Diante desse quadro peculiar, 6ª e 7ª Promotorias de Justiça de Ariquemes se associaram à Defensoria Pública e resolveram ingressar com pedido de providência sobre o tema no Conselho Nacional de Justiça. Na oportunidade, asseverou-se que: "Em resumo, portanto, tem-se o seguinte quadro: a célula jurisdicional do Tribunal de Justiça de Rondônia entende que a matéria ora veiculada é meramente administrativa, ao passo que os órgãos administrativos vislumbram que o tema só pode ser revisitado através de intervenção jurisdicional. Nesse cenário paradoxal, em que pese contrariar frontalmente a jurisprudência pacificada de STF e STJ, o ato administrativo ora impugnado ganha fumos de irreversibilidade, ficando o mérito de seu danoso conteúdo proibido de ser reexaminado por qualquer esfera.".
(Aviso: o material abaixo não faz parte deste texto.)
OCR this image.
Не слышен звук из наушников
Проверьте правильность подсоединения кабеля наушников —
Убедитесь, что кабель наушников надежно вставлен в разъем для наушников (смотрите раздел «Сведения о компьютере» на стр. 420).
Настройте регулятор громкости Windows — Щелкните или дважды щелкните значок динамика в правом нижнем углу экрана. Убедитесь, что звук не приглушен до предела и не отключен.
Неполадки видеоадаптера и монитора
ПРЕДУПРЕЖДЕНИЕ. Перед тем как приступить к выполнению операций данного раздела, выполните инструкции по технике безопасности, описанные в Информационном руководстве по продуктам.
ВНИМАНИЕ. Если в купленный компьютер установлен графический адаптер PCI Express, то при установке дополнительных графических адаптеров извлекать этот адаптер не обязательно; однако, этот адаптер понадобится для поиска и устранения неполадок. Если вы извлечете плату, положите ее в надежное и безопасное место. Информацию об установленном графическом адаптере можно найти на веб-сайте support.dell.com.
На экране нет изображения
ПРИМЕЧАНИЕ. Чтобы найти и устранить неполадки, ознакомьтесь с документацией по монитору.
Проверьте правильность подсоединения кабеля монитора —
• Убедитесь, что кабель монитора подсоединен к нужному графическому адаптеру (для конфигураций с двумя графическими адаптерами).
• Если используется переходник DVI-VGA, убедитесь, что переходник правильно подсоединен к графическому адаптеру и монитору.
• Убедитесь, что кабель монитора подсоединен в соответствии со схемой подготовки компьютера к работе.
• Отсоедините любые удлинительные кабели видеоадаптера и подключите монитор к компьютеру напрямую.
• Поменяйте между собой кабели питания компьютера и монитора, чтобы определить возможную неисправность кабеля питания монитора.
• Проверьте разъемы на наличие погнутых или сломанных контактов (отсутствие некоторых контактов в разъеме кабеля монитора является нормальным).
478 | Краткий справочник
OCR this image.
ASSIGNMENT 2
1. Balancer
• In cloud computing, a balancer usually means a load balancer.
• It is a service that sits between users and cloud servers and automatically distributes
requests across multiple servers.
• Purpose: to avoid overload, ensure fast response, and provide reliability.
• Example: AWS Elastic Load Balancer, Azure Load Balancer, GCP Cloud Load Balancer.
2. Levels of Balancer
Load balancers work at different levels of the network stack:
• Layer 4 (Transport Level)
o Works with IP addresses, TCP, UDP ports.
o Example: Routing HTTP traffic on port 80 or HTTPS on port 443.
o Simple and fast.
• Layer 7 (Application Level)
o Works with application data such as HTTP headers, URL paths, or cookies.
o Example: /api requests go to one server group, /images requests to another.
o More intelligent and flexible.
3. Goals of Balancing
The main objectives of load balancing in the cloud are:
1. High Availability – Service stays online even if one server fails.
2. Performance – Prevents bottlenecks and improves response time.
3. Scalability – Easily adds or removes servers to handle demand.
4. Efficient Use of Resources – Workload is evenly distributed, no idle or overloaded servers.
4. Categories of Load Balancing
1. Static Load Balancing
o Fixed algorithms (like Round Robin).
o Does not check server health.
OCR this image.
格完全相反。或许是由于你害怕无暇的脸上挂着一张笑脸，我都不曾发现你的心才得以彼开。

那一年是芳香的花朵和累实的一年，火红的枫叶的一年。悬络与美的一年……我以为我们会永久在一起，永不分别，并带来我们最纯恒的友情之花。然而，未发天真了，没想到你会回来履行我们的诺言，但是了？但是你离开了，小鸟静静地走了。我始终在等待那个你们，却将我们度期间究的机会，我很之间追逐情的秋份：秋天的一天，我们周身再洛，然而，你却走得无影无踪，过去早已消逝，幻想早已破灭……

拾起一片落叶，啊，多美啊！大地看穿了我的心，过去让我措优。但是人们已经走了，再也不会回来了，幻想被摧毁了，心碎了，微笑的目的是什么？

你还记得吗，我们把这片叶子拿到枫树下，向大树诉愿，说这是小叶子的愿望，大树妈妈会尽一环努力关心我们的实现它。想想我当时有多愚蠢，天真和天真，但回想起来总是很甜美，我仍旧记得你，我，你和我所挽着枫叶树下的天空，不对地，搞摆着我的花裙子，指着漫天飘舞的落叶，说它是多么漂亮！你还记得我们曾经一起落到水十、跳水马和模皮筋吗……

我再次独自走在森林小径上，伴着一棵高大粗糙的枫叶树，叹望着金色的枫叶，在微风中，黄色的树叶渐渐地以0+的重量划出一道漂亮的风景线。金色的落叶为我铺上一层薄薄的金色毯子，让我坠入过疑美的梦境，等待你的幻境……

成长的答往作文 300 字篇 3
Concluiu-se o pedido afirmando que: "Não se trata, portanto, de concluir ser bom ou mau o conteúdo dos requisitos adotados pela autoridade coatora para autorização de trabalho externo. Cuida-se de reconhecer que é do Poder Legislativo a função de fazer juízos de valor sobre os fatos sociais e, a partir daí, criar as regras pertinentes. Em outras palavras, cabe ao Poder Judiciário aplicar as leis vigentes e não modificar a legislação, a fim de lhe dar aplicabilidade eventualmente melhor. Nesse cenário, as justificativas proferidas pela Magistrada para criação das regras combatidas não se mostram pertinentes. Isto é, ainda que os requisitos extralegais tenham pretensamente o condão de diminuir a evasão no que tange às saídas temporárias – dado que sequer possui confirmação formal in casu –, tal fato não autoriza o Julgador a inovar a ordem jurídica, criando regra para cercear direito previsto em lei.".
Ao decidir a questão, o Conselheiro Luiz Fernando Tomasi Keppen destacou que, enquanto conteúdo, os pontos impugnados da Portaria nº 003, de 20 de março de 2019, editada pela juíza titular da 2ª vara criminal da Comarca de Ariquemes/RO, possuem caráter jurisdicional. Todavia, a forma do ato possui inegavelmente caráter administrativo, de modo que se está diante de decisão híbrida. Nesse sentido, o Relator destacou que: "mais do que um paradoxo, a situação parece revelar uma teratologia, pois ao adquirir características híbridas, a portaria tornou-se insindicável tanto no âmbito judicial quanto no administrativo, o que, para nós, é inadmissível".
Assim, concluindo que pela ilegalidade dos dispositivos questionados, o CNJ anulou os artigos 2º, § 2º e 8º, da Portaria nº 003, de 20 de março de 2019.